順調と言っていいほど上手く行き過ぎていて、怖いほどの数分。
侵入者を入れることなく、それまでには侵入された人まで対処できていたのにその時は訪れました。
前兆もなく、警告もなく、前触れは一切ありませんでした。
鎖が崩壊しました。
混合した魔法の調整は狂うことなく、正確に合わせていました。
集中が途切れてしまい、とか、うっかり気が抜けて、と言う事もありません。
魔力の枯渇も考えましたが、それもありません。
肌で感じますし、アリスと契約しているためこれぐらいで枯渇するはずがありません。
考えるかぎり、可能性が大きいのは…
「レオナちゃん、大丈夫ですか!?」
「わた、しは、大丈夫!それよりも、どうして?!」
「私も、分かりません。ですが、すぐさま2回目を…っ!?」
魔法を使おうとすると、全身が硬直します。
レオナちゃんも動けない状態に陥ってしまい、それに加え、神装も解けてしまっています。
「これでは、侵入を、許してしまう事に……。」
「み、んなに、任され、たのに。」
悔しい思い後こみあげてきます。
私が提案して、計算ミスをして、ここに来て動けなくなってしまうなんて情けないです。
「二人共よく頑張ったわね。でも、もう大丈夫よ。後は私達お姉さんが頑張るわ!」
私たちの目の前に見知らぬ女性が…いえ、普段見ることのない姿のマリア会長が立っていました。

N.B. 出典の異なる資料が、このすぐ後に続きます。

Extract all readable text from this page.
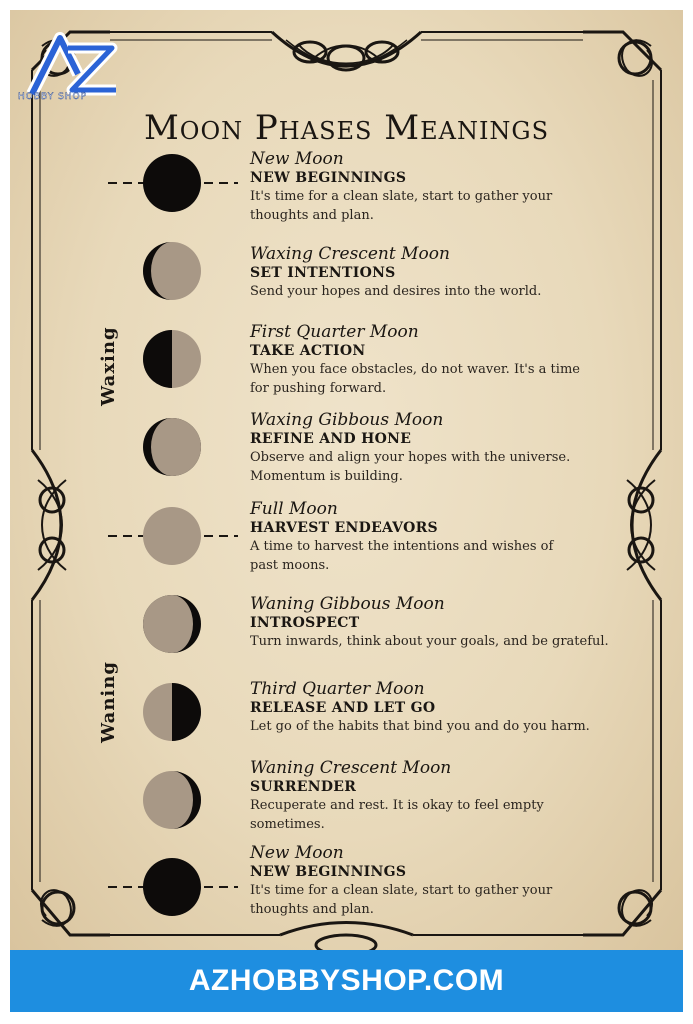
HOBBY SHOP
Moon Phases Meanings
Waxing
Waning
New Moon
NEW BEGINNINGS
It's time for a clean slate, start to gather your
thoughts and plan.
Waxing Crescent Moon
SET INTENTIONS
Send your hopes and desires into the world.
First Quarter Moon
TAKE ACTION
When you face obstacles, do not waver. It's a time
for pushing forward.
Waxing Gibbous Moon
REFINE AND HONE
Observe and align your hopes with the universe.
Momentum is building.
Full Moon
HARVEST ENDEAVORS
A time to harvest the intentions and wishes of
past moons.
Waning Gibbous Moon
INTROSPECT
Turn inwards, think about your goals, and be grateful.
Third Quarter Moon
RELEASE AND LET GO
Let go of the habits that bind you and do you harm.
Waning Crescent Moon
SURRENDER
Recuperate and rest. It is okay to feel empty
sometimes.
New Moon
NEW BEGINNINGS
It's time for a clean slate, start to gather your
thoughts and plan.
AZHOBBYSHOP.COM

「妹分がここまで苦労してたんだから、お姉さんたちも本気モードで行かしてもらうわね。」
「マリア、会長……。」
「あらあら、レオナちゃんったら涙なんか流しちゃって。女の子は、笑顔が一番よ。ここまで繋いでくれた時間を無駄にしないわ。」
そう言って、マリア会長は屋上から飛び降りて行ってしまいました。
これなら、安心して先輩たちに後を任せれそうです。